Prover has to prove that:
$\prod_{a \in \Omega} f(a) = 1$
Boneh says that Prover can prove the above by proving 2 things
1) $t(\omega^{k-1}) = 1$
and
2) $t(\omega\cdot x) - t(x)\cdot f(\omega \cdot x) = 0$ for all $x \in \Omega$ (including at $x = \omega^{k-1})$
My question is about the including in the 2nd proof.
I think it needs to be proved only up to $x= \omega^{k-2}$ & the last element $\omega^{k-1}$can be ignored.

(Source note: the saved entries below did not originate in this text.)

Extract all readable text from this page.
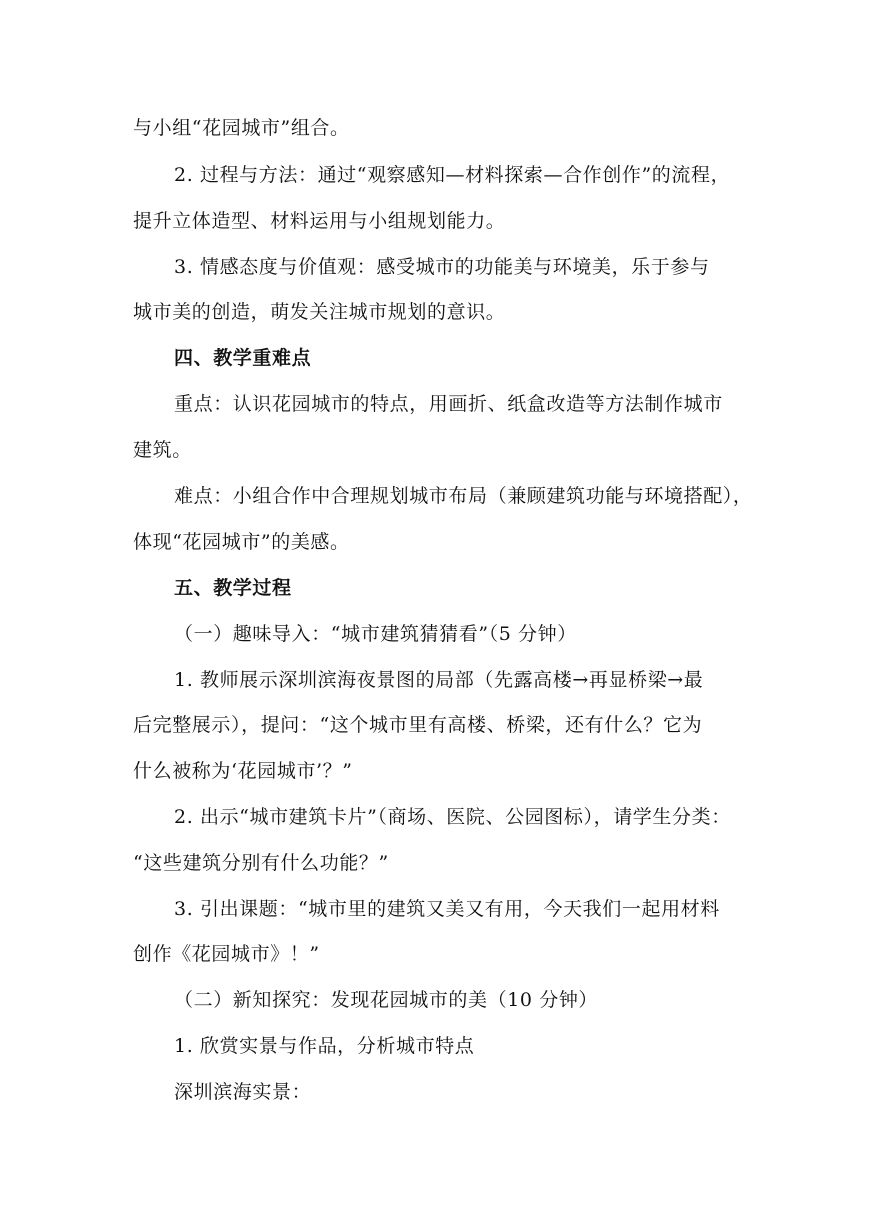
与小组“花园城市”组合。
2. 过程与方法：通过“观察感知—材料探索—合作创作”的流程，
提升立体造型、材料运用与小组规划能力。
3. 情感态度与价值观：感受城市的功能美与环境美，乐于参与
城市美的创造，萌发关注城市规划的意识。
四、教学重难点
重点：认识花园城市的特点，用画折、纸盒改造等方法制作城市
建筑。
难点：小组合作中合理规划城市布局（兼顾建筑功能与环境搭配），
体现“花园城市”的美感。
五、教学过程
（一）趣味导入：“城市建筑猜猜看”（5 分钟）
1. 教师展示深圳滨海夜景图的局部（先露高楼→再显桥梁→最
后完整展示），提问：“这个城市里有高楼、桥梁，还有什么？它为
什么被称为‘花园城市’？”
2. 出示“城市建筑卡片”（商场、医院、公园图标），请学生分类：
“这些建筑分别有什么功能？”
3. 引出课题：“城市里的建筑又美又有用，今天我们一起用材料
创作《花园城市》！”
（二）新知探究：发现花园城市的美（10 分钟）
1. 欣赏实景与作品，分析城市特点
深圳滨海实景：
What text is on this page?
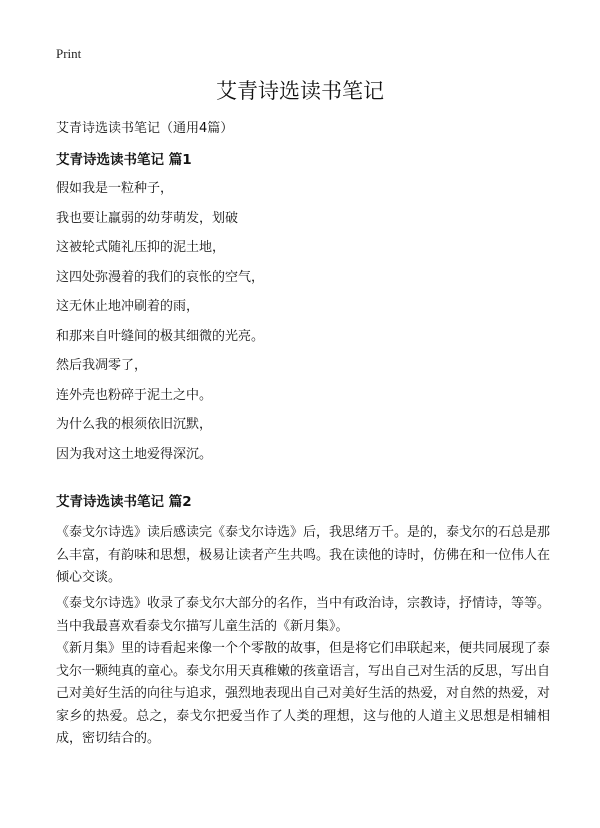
Print
艾青诗选读书笔记
艾青诗选读书笔记（通用4篇）
艾青诗选读书笔记 篇1
假如我是一粒种子，
我也要让羸弱的幼芽萌发，划破
这被轮式随礼压抑的泥土地，
这四处弥漫着的我们的哀怅的空气，
这无休止地冲刷着的雨，
和那来自叶缝间的极其细微的光亮。
然后我凋零了，
连外壳也粉碎于泥土之中。
为什么我的根须依旧沉默，
因为我对这土地爱得深沉。
艾青诗选读书笔记 篇2

《泰戈尔诗选》读后感读完《泰戈尔诗选》后，我思绪万千。是的，泰戈尔的石总是那么丰富，有韵味和思想，极易让读者产生共鸣。我在读他的诗时，仿佛在和一位伟人在倾心交谈。

《泰戈尔诗选》收录了泰戈尔大部分的名作，当中有政治诗，宗教诗，抒情诗，等等。当中我最喜欢看泰戈尔描写儿童生活的《新月集》。

《新月集》里的诗看起来像一个个零散的故事，但是将它们串联起来，便共同展现了泰戈尔一颗纯真的童心。泰戈尔用天真稚嫩的孩童语言，写出自己对生活的反思，写出自己对美好生活的向往与追求，强烈地表现出自己对美好生活的热爱，对自然的热爱，对家乡的热爱。总之，泰戈尔把爱当作了人类的理想，这与他的人道主义思想是相辅相成，密切结合的。
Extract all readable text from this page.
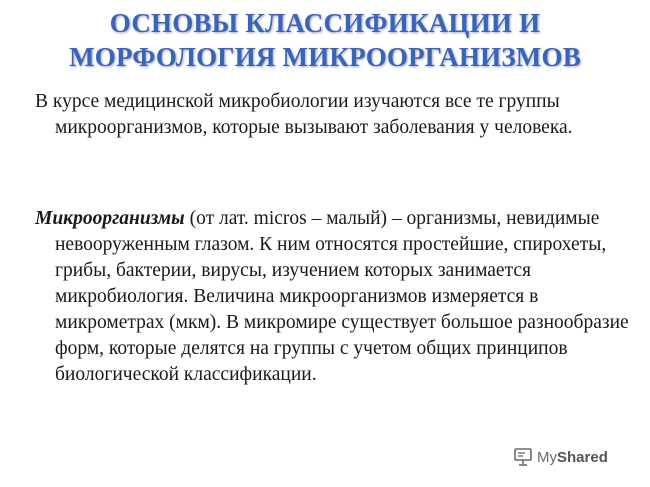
ОСНОВЫ КЛАССИФИКАЦИИ И
МОРФОЛОГИЯ МИКРООРГАНИЗМОВ

В курсе медицинской микробиологии изучаются все те группы микроорганизмов, которые вызывают заболевания у человека.

Микроорганизмы (от лат. micros – малый) – организмы, невидимые невооруженным глазом. К ним относятся простейшие, спирохеты, грибы, бактерии, вирусы, изучением которых занимается микробиология. Величина микроорганизмов измеряется в микрометрах (мкм). В микромире существует большое разнообразие форм, которые делятся на группы с учетом общих принципов биологической классификации.

My Shared
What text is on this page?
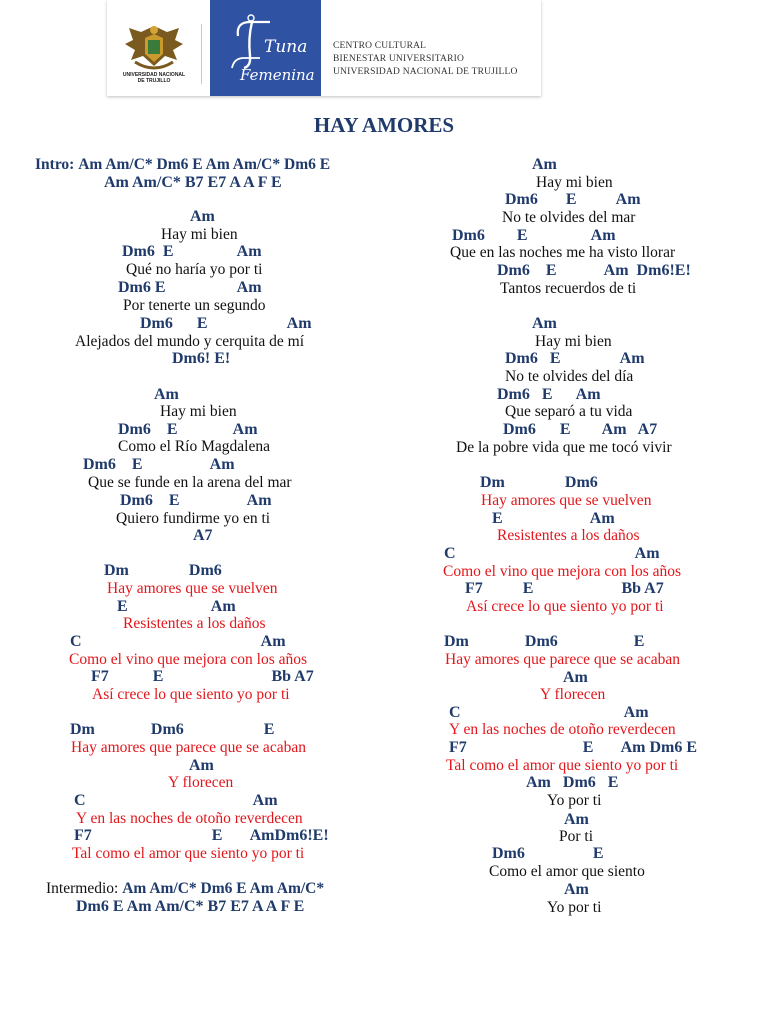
UNIVERSIDAD NACIONAL DE TRUJILLO
Tuna
Femenina
CENTRO CULTURAL
BIENESTAR UNIVERSITARIO
UNIVERSIDAD NACIONAL DE TRUJILLO
HAY AMORES
Intro: Am Am/C* Dm6 E Am Am/C* Dm6 E
Am Am/C* B7 E7 A A F E
Am
Hay mi bien
Dm6  E                Am
Qué no haría yo por ti
Dm6 E                  Am
Por tenerte un segundo
Dm6      E                    Am
Alejados del mundo y cerquita de mí
Dm6! E!
Am
Hay mi bien
Dm6    E              Am
Como el Río Magdalena
Dm6    E                 Am
Que se funde en la arena del mar
Dm6    E                 Am
Quiero fundirme yo en ti
A7
Dm               Dm6
Hay amores que se vuelven
E                     Am
Resistentes a los daños
C                                             Am
Como el vino que mejora con los años
F7           E                           Bb A7
Así crece lo que siento yo por ti
Dm              Dm6                    E
Hay amores que parece que se acaban
Am
Y florecen
C                                          Am
Y en las noches de otoño reverdecen
F7                              E       AmDm6!E!
Tal como el amor que siento yo por ti
Am
Hay mi bien
Dm6       E          Am
No te olvides del mar
Dm6        E                Am
Que en las noches me ha visto llorar
Dm6    E            Am  Dm6!E!
Tantos recuerdos de ti
Am
Hay mi bien
Dm6   E               Am
No te olvides del día
Dm6   E      Am
Que separó a tu vida
Dm6      E        Am   A7
De la pobre vida que me tocó vivir
Dm               Dm6
Hay amores que se vuelven
E                      Am
Resistentes a los daños
C                                             Am
Como el vino que mejora con los años
F7          E                      Bb A7
Así crece lo que siento yo por ti
Dm              Dm6                   E
Hay amores que parece que se acaban
Am
Y florecen
C                                         Am
Y en las noches de otoño reverdecen
F7                             E       Am Dm6 E
Tal como el amor que siento yo por ti
Am   Dm6   E
Yo por ti
Am
Por ti
Dm6                 E
Como el amor que siento
Am
Yo por ti
Intermedio: Am Am/C* Dm6 E Am Am/C*
Dm6 E Am Am/C* B7 E7 A A F E
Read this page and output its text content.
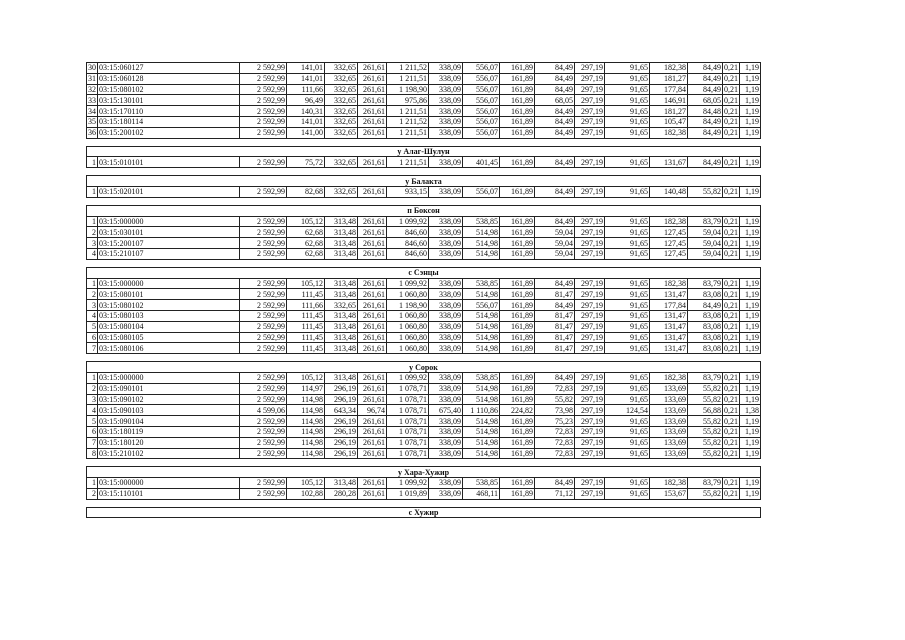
30	03:15:060127	2 592,99	141,01	332,65	261,61	1 211,52	338,09	556,07	161,89	84,49	297,19	91,65	182,38	84,49	0,21	1,19
31	03:15:060128	2 592,99	141,01	332,65	261,61	1 211,51	338,09	556,07	161,89	84,49	297,19	91,65	181,27	84,49	0,21	1,19
32	03:15:080102	2 592,99	111,66	332,65	261,61	1 198,90	338,09	556,07	161,89	84,49	297,19	91,65	177,84	84,49	0,21	1,19
33	03:15:130101	2 592,99	96,49	332,65	261,61	975,86	338,09	556,07	161,89	68,05	297,19	91,65	146,91	68,05	0,21	1,19
34	03:15:170110	2 592,99	140,31	332,65	261,61	1 211,51	338,09	556,07	161,89	84,49	297,19	91,65	181,27	84,48	0,21	1,19
35	03:15:180114	2 592,99	141,01	332,65	261,61	1 211,52	338,09	556,07	161,89	84,49	297,19	91,65	105,47	84,49	0,21	1,19
36	03:15:200102	2 592,99	141,00	332,65	261,61	1 211,51	338,09	556,07	161,89	84,49	297,19	91,65	182,38	84,49	0,21	1,19

у Алаг-Шулун																
1	03:15:010101	2 592,99	75,72	332,65	261,61	1 211,51	338,09	401,45	161,89	84,49	297,19	91,65	131,67	84,49	0,21	1,19

у Балакта																
1	03:15:020101	2 592,99	82,68	332,65	261,61	933,15	338,09	556,07	161,89	84,49	297,19	91,65	140,48	55,82	0,21	1,19

п Боксон																
1	03:15:000000	2 592,99	105,12	313,48	261,61	1 099,92	338,09	538,85	161,89	84,49	297,19	91,65	182,38	83,79	0,21	1,19
2	03:15:030101	2 592,99	62,68	313,48	261,61	846,60	338,09	514,98	161,89	59,04	297,19	91,65	127,45	59,04	0,21	1,19
3	03:15:200107	2 592,99	62,68	313,48	261,61	846,60	338,09	514,98	161,89	59,04	297,19	91,65	127,45	59,04	0,21	1,19
4	03:15:210107	2 592,99	62,68	313,48	261,61	846,60	338,09	514,98	161,89	59,04	297,19	91,65	127,45	59,04	0,21	1,19

с Сэнцы																
1	03:15:000000	2 592,99	105,12	313,48	261,61	1 099,92	338,09	538,85	161,89	84,49	297,19	91,65	182,38	83,79	0,21	1,19
2	03:15:080101	2 592,99	111,45	313,48	261,61	1 060,80	338,09	514,98	161,89	81,47	297,19	91,65	131,47	83,08	0,21	1,19
3	03:15:080102	2 592,99	111,66	332,65	261,61	1 198,90	338,09	556,07	161,89	84,49	297,19	91,65	177,84	84,49	0,21	1,19
4	03:15:080103	2 592,99	111,45	313,48	261,61	1 060,80	338,09	514,98	161,89	81,47	297,19	91,65	131,47	83,08	0,21	1,19
5	03:15:080104	2 592,99	111,45	313,48	261,61	1 060,80	338,09	514,98	161,89	81,47	297,19	91,65	131,47	83,08	0,21	1,19
6	03:15:080105	2 592,99	111,45	313,48	261,61	1 060,80	338,09	514,98	161,89	81,47	297,19	91,65	131,47	83,08	0,21	1,19
7	03:15:080106	2 592,99	111,45	313,48	261,61	1 060,80	338,09	514,98	161,89	81,47	297,19	91,65	131,47	83,08	0,21	1,19

у Сорок																
1	03:15:000000	2 592,99	105,12	313,48	261,61	1 099,92	338,09	538,85	161,89	84,49	297,19	91,65	182,38	83,79	0,21	1,19
2	03:15:090101	2 592,99	114,97	296,19	261,61	1 078,71	338,09	514,98	161,89	72,83	297,19	91,65	133,69	55,82	0,21	1,19
3	03:15:090102	2 592,99	114,98	296,19	261,61	1 078,71	338,09	514,98	161,89	55,82	297,19	91,65	133,69	55,82	0,21	1,19
4	03:15:090103	4 599,06	114,98	643,34	96,74	1 078,71	675,40	1 110,86	224,82	73,98	297,19	124,54	133,69	56,88	0,21	1,38
5	03:15:090104	2 592,99	114,98	296,19	261,61	1 078,71	338,09	514,98	161,89	75,23	297,19	91,65	133,69	55,82	0,21	1,19
6	03:15:180119	2 592,99	114,98	296,19	261,61	1 078,71	338,09	514,98	161,89	72,83	297,19	91,65	133,69	55,82	0,21	1,19
7	03:15:180120	2 592,99	114,98	296,19	261,61	1 078,71	338,09	514,98	161,89	72,83	297,19	91,65	133,69	55,82	0,21	1,19
8	03:15:210102	2 592,99	114,98	296,19	261,61	1 078,71	338,09	514,98	161,89	72,83	297,19	91,65	133,69	55,82	0,21	1,19

у Хара-Хужир																
1	03:15:000000	2 592,99	105,12	313,48	261,61	1 099,92	338,09	538,85	161,89	84,49	297,19	91,65	182,38	83,79	0,21	1,19
2	03:15:110101	2 592,99	102,88	280,28	261,61	1 019,89	338,09	468,11	161,89	71,12	297,19	91,65	153,67	55,82	0,21	1,19

с Хужир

If we take $x= \omega^{k-1}$, then 2nd equation
$t(\omega\cdot x) - t(x)\cdot f(\omega \cdot x) \stackrel {?}{=} 0$
becomes
$t(\omega \cdot \omega^{k-1}) - t(\omega^{k-1})\cdot f(\omega \cdot \omega^{k-1}) \stackrel {?}{=} 0$
i.e.
$t(\omega^k) - t(\omega^{k-1})\cdot f(\omega^k) \stackrel {?}{=} 0$
I don't think it's needed to prove this at all, since the final equality we want to prove is $t(\omega^{k-1}) = 1$ - we never have to go beyond the $x = k-2$th power of $\omega$ (i.e. $x = \omega^{k-2}$)
Using $x = \omega^{k-2}$ proves
$t(\omega^{k-1}) - t(\omega^{k-2})\cdot f(\omega^{k-1}) = 0$
& we have already proved $\omega^{k-1} = 1$
So there is no need for $x = \omega^{k-1}$.
So why is Boneh very particularly saying (including at $x = \omega^{k-1})$?
What am I missing?